Parkland takes the Journie rewards program to new heights

By Will Novosedlik

One of the biggest challenges of running a house of brands is that since each one tends to have its own identity, positioning and value proposition, there’s no real benefit in trying to leverage the parent company’s consumer equity for support. In fact, with usually almost no visibility at shelf level, it may not have any at all.

Procter and Gamble is a classic example. While P&G is an investor-and employee-facing brand, products like Tide and Swiffer are what consumers see. Tide customers don’t buy Tide because it’s owned by P&G. They just happen to be buying P&G because of Tide.

Another example is Parkland, or as its president Ian White refers to it, “one of the biggest connectors of consumers across Canada that no one’s ever heard of.” It’s the company behind popular Canadian fuel and convenience store brands Chevron, Ultramar, Pioneer, Fas Gas, On the Run, Marché Express and food retailer M&M Food Market. When you connect the dots between convenience, retail and fuel brands, you get a network of 600 gas station and convenience stops across Canada and the U.S.

But the company does bring its disparate brands together. It does so by way of its three-year-old loyalty program, Journie. Says White, “Over the years, we’ve bought a number of local brands and knit them together by making the Journie rewards program available to all. This allows us to build our national footprint.”

What White is really proud of is the fact that Parkland has taken a group of essentially regional assets and brands and created a national champion. And not just a national one, a Canadian-based international champion with operations across 25 countries. “When I started nine years ago, we were largely a fuel distributor with access to other people’s organizations. Then we developed a way to connect all of those brands through the Journie rewards program, allowing us to be much more customer centric.”

As White points out, when you bring organizations together through acquisition, there is a risk of diluting the culture and, ultimately, the brand. “But we believe strongly that the goodwill and the value perceptions that have been generated by each local brand is something we want to build on versus remove.” Making it easy for its consumers to carry on benefiting from all its offerings is important to Parkland.

And this year, by partnering with Air Canada’s Aeroplan, the Journie rewards program extended into the travel category and did just that. “The opportunity with Aeroplan is to continue to increase our connection to consumers, to drive organic growth for the company, improve choice within the ecosystem that we created and grow it so that we’re developing a sticky relationship,” White explains. After all, Parkland and its brands are an important part of the road trip experience, so this move is completely logical.

What does this mean for the average consumer? “What we hear from customers is that they want choice,” White says. “They want to be able to save up for a large transaction, but also be able to do what we call ‘micro redemption’ more frequently on day-to-day items. So the construct that we’ve developed with Air Canada allows for consumers to make decisions and choices on whatever they would like to take advantage of: fuel rewards, food rewards, and now travel rewards. People will be able to earn and burn through the Journie rewards program as well as the Aeroplan program.”

It extends the brand’s reach.
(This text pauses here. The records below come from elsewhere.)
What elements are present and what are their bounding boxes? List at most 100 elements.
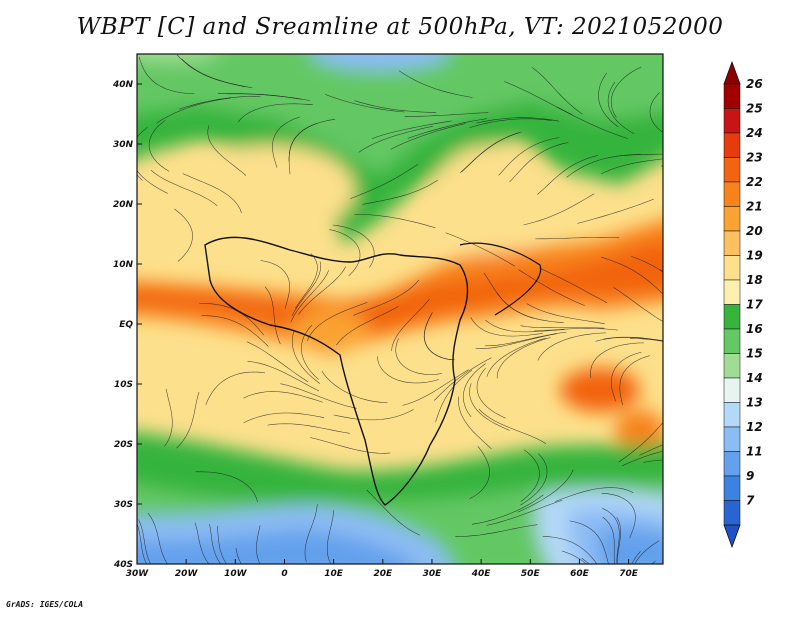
streamline	[205, 371, 266, 405]
streamline	[138, 519, 151, 564]
streamline	[498, 137, 560, 176]
streamline	[137, 126, 148, 181]
streamline	[267, 423, 350, 434]
streamline	[598, 72, 619, 128]
latitude-axis: 40N 30N 20N 10N EQ 10S 20S 30S 40S	[112, 80, 142, 570]
streamline	[602, 516, 615, 564]
streamline	[639, 444, 663, 456]
colorbar-swatch	[723, 157, 741, 183]
streamline	[237, 103, 313, 123]
streamline	[354, 100, 437, 113]
streamline	[402, 369, 469, 406]
streamline	[398, 70, 473, 98]
streamline	[377, 356, 439, 384]
colorbar-label: 9	[746, 469, 754, 483]
streamline	[613, 287, 663, 322]
streamline	[622, 450, 663, 467]
lat-tick-label: 40N	[112, 80, 134, 90]
streamline	[350, 163, 419, 199]
streamline	[434, 357, 492, 401]
streamline	[179, 96, 261, 110]
footer-credit: GrADS: IGES/COLA	[6, 600, 84, 609]
lat-tick-label: 10N	[113, 260, 134, 270]
colorbar-label: 23	[746, 151, 763, 165]
streamline	[404, 112, 489, 117]
streamline	[306, 302, 368, 341]
streamline	[602, 507, 620, 563]
streamline	[619, 153, 663, 157]
map-title: WBPT [C] and Sreamline at 500hPa, VT: 20…	[76, 14, 724, 40]
streamline	[243, 412, 325, 423]
streamline	[226, 93, 310, 101]
streamline	[390, 123, 466, 150]
streamline	[659, 269, 663, 272]
streamline	[290, 270, 329, 323]
colorbar-swatch	[723, 451, 741, 477]
streamline	[619, 355, 651, 406]
streamline	[469, 383, 510, 431]
lon-tick-label: 50E	[521, 569, 541, 579]
streamline	[531, 67, 583, 115]
colorbar-label: 12	[746, 420, 763, 434]
streamline	[435, 369, 473, 423]
streamline	[526, 303, 605, 324]
streamline	[518, 269, 585, 306]
streamline	[209, 524, 222, 564]
streamline	[260, 260, 290, 309]
streamline	[535, 237, 620, 240]
colorbar-swatch	[723, 132, 741, 158]
colorbar-swatch	[723, 181, 741, 207]
streamline	[332, 224, 375, 268]
colorbar-label: 26	[746, 77, 763, 91]
colorbar-extend-top	[723, 60, 741, 85]
streamline	[164, 388, 173, 447]
colorbar-label: 13	[746, 396, 763, 410]
colorbar: 26 25 24 23 22 21 20 19 18 17 16 15 14 13 12 11 9 7	[723, 60, 763, 549]
colorbar-swatch	[723, 255, 741, 281]
streamline	[329, 229, 361, 277]
streamline	[462, 363, 486, 417]
lat-tick-label: 30N	[113, 140, 134, 150]
colorbar-swatch	[723, 426, 741, 452]
streamline	[509, 142, 569, 183]
colorbar-label: 15	[746, 347, 763, 361]
lon-tick-label: 30E	[423, 569, 443, 579]
lon-tick-label: 20E	[373, 569, 393, 579]
streamline	[611, 351, 642, 402]
streamline	[634, 540, 660, 564]
streamline	[590, 342, 645, 378]
lat-tick-label: EQ	[119, 320, 133, 330]
streamline	[201, 315, 269, 347]
lat-tick-label: 10S	[114, 380, 133, 390]
lon-tick-label: 60E	[570, 569, 590, 579]
streamline	[333, 409, 414, 421]
lon-tick-label: 0	[281, 569, 287, 579]
streamline	[243, 391, 323, 403]
streamline	[256, 525, 261, 564]
streamline	[137, 169, 168, 194]
streamline	[554, 487, 634, 502]
colorbar-label: 16	[746, 322, 763, 336]
colorbar-swatch	[723, 328, 741, 354]
colorbar-swatch	[723, 377, 741, 403]
streamline	[295, 253, 318, 309]
streamline	[616, 517, 621, 564]
streamline	[539, 267, 608, 304]
streamline	[325, 94, 405, 113]
lat-tick-label: 20S	[114, 440, 133, 450]
streamline	[176, 392, 200, 449]
streamline	[610, 66, 642, 118]
streamline	[354, 214, 436, 229]
streamline	[272, 116, 300, 168]
colorbar-swatch	[723, 500, 741, 526]
streamline	[174, 208, 193, 262]
streamline	[523, 193, 595, 226]
streamline	[534, 328, 618, 332]
streamline	[485, 331, 567, 347]
streamline	[461, 131, 522, 173]
lat-tick-label: 20N	[113, 200, 134, 210]
streamline	[199, 303, 264, 336]
colorbar-label: 7	[746, 494, 755, 508]
streamline	[194, 522, 210, 564]
streamline	[556, 106, 628, 139]
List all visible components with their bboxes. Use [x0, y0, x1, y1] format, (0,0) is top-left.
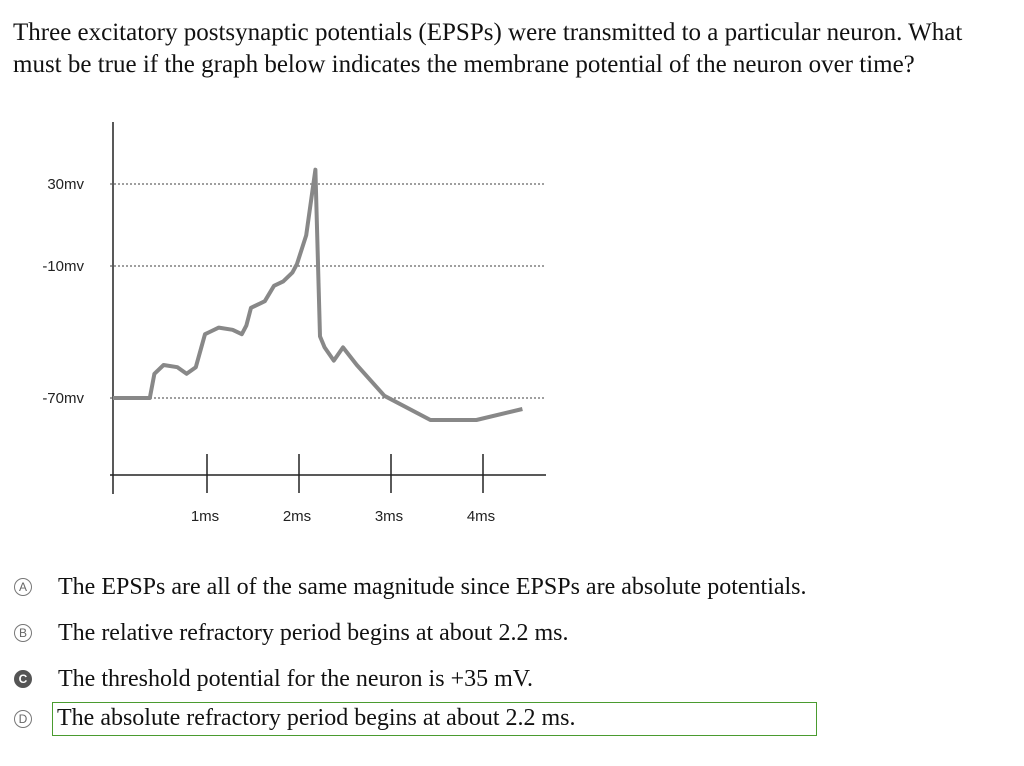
membrane-potential-line [113, 167, 523, 422]
choice-b-radio[interactable]: B [14, 624, 32, 642]
membrane-potential-chart: 30mv -10mv -70mv 1ms 2ms 3ms 4ms [42, 122, 546, 525]
x-tick-label: 4ms [467, 508, 495, 525]
choice-a[interactable]: A The EPSPs are all of the same magnitud… [14, 570, 807, 604]
y-tick-label: -10mv [42, 258, 84, 275]
y-tick-label: 30mv [47, 176, 84, 193]
gridlines [110, 183, 546, 399]
choice-c-text[interactable]: The threshold potential for the neuron i… [58, 665, 534, 692]
choice-b[interactable]: B The relative refractory period begins … [14, 616, 568, 650]
y-tick-label: -70mv [42, 390, 84, 407]
question-text: Three excitatory postsynaptic potentials… [13, 19, 963, 78]
x-tick-label: 2ms [283, 508, 311, 525]
choice-d-radio[interactable]: D [14, 710, 32, 728]
choice-c[interactable]: C The threshold potential for the neuron… [14, 662, 533, 696]
choice-a-text[interactable]: The EPSPs are all of the same magnitude … [58, 573, 807, 600]
choice-d-text[interactable]: The absolute refractory period begins at… [52, 702, 817, 736]
x-tick-label: 1ms [191, 508, 219, 525]
x-tick-label: 3ms [375, 508, 403, 525]
choice-a-radio[interactable]: A [14, 578, 32, 596]
choice-b-text[interactable]: The relative refractory period begins at… [58, 619, 569, 646]
choice-c-radio-selected[interactable]: C [14, 670, 32, 688]
choice-d[interactable]: D The absolute refractory period begins … [14, 702, 817, 736]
The Journie program has 4.5 million members, but with this new partnership that’s due to launch in the fall, it has the potential to touch more than 10 million Canadians. Partnering with a premium brand like Aeroplan also signals to the market that Parkland is serious about this space and is therefore an investment worth looking at.

What makes Aeroplan an additionally good fit for Parkland is the fact that the latter is “all about helping people get to a destination,” White highlights. “Road trips are some of the best times families spend together. We like to think we are empowering them to do what our tagline says: make the most of every stop. At the end of the day, it’s all about the customer and whatever we can do to make their lives easier and to create some of those magical moments along the way.”

When asked what his background as a marketer does for him as a president, the former Parkland SVP of strategic marketing and innovation is quick to respond. “You can take the operator out of marketing, but you can’t make a marketer out of an operator. As a marketer, I am a customer champion, and I think that makes me a better leader. I can access my marketer’s storytelling skills and customer focus to rally the employees to get us there. That is my job.”